ヒト角膜内皮細胞のcDNA作成および角膜内皮に異常をきたす原因遺伝子の解明

建立人角膜内皮细胞的 cDNA 并阐明导致角膜内皮异常的基因

• 批准号: 13771039
• 负责人: 酒井 理恵子
• 金额: $ 1.34万
• 依托单位: Jichi Medical University
• 依托单位国家: 日本
• 项目类别: Grant-in-Aid for Young Scientists (B)
• 财政年份: 2001
• 资助国家: 日本
• 起止时间: 2001 至 2002
• 项目状态: 已结题
• 来源: https://kaken.nii.ac.jp/grant/KAKENHI-PROJECT-13771039/
• 关键词: ヒト角膜内皮細胞; CESP-1; ヒスチジンタグ; cDNAライブラリー; GS3582

昨年度、ヒト正常角膜内皮細胞のcDNAプロファイルを作成した。この中で、角膜内皮細胞への発現数が多く特異性が高い未知遺伝子のクローニングを行い、Homo sapiens corneal endothelium specific protein 1(以下CESP-1)としてGenBankに登録した。今年度は、CESP-1の角膜内皮細胞における役割を追求するために、機能解析を行っている。CESP-1は、一次構造から予想される特徴的なモチーフが存在しないため、以下の2つの方法で機能解析を進めている。(1)立体構造の解析CESP-1を大腸菌で大量発現させ、精製したものを結晶化することにより、その構造解析を行う。・大腸菌によるCESP-1の発現系の構築CESP-1をヒスチジンタグがN末端に付加されたpET-16bベクターに挿入した後、BL21(DE3)pLysS株に導入した。Isopropylthio-β-D-galactosideによる発現誘導を行い、大量培養を行った。ソニケーションによりタンパク質を抽出し、抗ヒスチジンタグ抗体を用いたウエスタンブロット法でCESP1の発現を確認した。・CESP-1の精製イオン交換クロマトグラフィーとヒスチジン吸着クロマトグラフィーを用いてCESP-1の精製を行った。さらにCESP-1を大量に精製し、そのサンプルをもとに結晶化による構造解析を行う。(2)相互作用タンパク質の探索ヒト角膜内皮細胞は入手が困難なため、ウサギを代用した。ウサギの角膜内皮細胞からtotal RNAを抽出し、既知の配列をもとに5'RACE法を行い、CESP-1に相当するウサギの遺伝子の全長をクローニングした。今後BacterioMatch^<TM>Two-Hybrid System XR cDNA Library Construction Kitを用いて、two-hybrid system法を行う予定である。

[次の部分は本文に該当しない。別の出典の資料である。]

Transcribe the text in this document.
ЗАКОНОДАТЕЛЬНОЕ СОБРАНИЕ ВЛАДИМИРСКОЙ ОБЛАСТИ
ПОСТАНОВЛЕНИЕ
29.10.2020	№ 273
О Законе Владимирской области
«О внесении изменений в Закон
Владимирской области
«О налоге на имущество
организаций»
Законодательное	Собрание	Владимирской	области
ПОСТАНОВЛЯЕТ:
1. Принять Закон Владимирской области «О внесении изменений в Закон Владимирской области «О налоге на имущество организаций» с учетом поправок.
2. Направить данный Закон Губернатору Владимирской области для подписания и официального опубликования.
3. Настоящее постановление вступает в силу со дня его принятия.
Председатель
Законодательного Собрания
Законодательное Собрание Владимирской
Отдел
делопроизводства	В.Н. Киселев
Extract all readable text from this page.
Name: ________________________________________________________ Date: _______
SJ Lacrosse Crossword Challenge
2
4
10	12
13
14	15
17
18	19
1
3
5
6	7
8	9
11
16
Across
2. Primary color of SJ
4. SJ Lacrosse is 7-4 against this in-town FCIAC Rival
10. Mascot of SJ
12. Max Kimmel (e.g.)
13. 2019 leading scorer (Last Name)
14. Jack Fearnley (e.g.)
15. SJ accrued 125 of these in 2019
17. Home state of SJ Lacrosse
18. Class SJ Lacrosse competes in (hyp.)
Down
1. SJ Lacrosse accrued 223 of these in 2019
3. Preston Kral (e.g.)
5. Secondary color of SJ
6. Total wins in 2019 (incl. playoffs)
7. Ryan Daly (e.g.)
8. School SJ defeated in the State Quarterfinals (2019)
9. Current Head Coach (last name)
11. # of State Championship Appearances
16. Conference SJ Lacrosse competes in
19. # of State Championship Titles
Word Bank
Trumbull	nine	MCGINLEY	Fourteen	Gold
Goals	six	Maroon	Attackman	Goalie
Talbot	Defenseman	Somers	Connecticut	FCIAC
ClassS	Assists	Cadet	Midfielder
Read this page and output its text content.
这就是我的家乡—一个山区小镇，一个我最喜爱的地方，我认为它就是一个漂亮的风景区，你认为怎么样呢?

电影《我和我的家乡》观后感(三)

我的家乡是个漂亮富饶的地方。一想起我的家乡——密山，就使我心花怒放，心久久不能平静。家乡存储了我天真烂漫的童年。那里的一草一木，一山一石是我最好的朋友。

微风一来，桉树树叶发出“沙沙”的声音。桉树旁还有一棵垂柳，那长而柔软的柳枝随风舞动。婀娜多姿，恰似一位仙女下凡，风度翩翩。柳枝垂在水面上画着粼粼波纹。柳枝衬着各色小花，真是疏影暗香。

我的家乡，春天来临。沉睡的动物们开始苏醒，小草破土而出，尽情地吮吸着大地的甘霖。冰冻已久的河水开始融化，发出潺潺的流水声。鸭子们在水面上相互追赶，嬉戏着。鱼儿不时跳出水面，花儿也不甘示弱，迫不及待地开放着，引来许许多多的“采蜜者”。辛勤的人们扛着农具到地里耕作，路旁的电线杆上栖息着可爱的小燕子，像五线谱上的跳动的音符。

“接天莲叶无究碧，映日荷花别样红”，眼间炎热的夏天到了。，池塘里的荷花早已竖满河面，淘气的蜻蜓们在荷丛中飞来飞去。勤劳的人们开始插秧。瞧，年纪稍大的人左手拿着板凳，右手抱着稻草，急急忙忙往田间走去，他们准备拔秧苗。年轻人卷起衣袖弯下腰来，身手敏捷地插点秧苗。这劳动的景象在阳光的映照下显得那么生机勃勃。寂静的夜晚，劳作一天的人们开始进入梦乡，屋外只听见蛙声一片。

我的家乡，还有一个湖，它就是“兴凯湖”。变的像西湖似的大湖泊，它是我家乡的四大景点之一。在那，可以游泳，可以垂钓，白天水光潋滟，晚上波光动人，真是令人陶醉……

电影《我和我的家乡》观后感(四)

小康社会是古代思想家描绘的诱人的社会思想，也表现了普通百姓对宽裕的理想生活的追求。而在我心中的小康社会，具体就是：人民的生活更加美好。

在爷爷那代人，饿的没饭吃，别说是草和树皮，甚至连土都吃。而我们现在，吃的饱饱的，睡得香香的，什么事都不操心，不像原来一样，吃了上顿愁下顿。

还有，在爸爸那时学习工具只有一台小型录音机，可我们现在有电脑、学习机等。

The cDNA of normal corneal endothelial cells was prepared in the same year. Homo sapiens corneal endothelial specific protein 1(hereinafter CESP-1) is registered in GenBank. This year, CESP-1 corneal endothelial cells in the pursuit of functional analysis. CESP-1 is a structure that is designed to be characterized by the existence of the following 2 methods for functional analysis. (1)Analysis of three-dimensional structure CESP-1 Escherichia coli is produced in large quantities, refined and crystallized, and structural analysis is performed. The expression of CESP-1 in E. coli was constructed by introducing the BL21 (DE3)pLysS strain into the N-terminal region of CESP-1. Isopropylthio-β-D-galactoside was induced and cultured in large quantities. The detection of CESP1 was confirmed by the detection of CESP1 by anti-CESP1 antibody. CESP-1 purification process is carried out in the presence of CESP-1 CESP-1 was refined in large quantities and crystallized. (2)Corneal endothelial cells are difficult to access and replace. Total RNA was extracted from the corneal endothelial cells, and the 5'RACE method was used to detect the total RNA of the corneal endothelial cells. BacterioMatch^<TM>Two-Hybrid System XR cDNA Library Construction Kit for future use, two-hybrid system method for future use

项目成果

Sakai R: "Construction of Human Corneal Endothelial cDNA Library and Identification of Novel Active Genes"Invest Ophthalmol Vis Sci. 43. 1749-1756 (2002)

Sakai R：“人角膜内皮 cDNA 文库的构建和新型活性基因的鉴定”Invest Ophasemol Vis Sci。

Rieko Sakai: "Construction of Human Corneal Endothelial cDNA library and Identification of Novel Active Genes"Investigative ophthalmology & visual science. (発表予定).

Rieko Sakai：“人类角膜内皮 cDNA 文库的构建和新型活性基因的鉴定”研究眼科学和视觉科学（待提交）。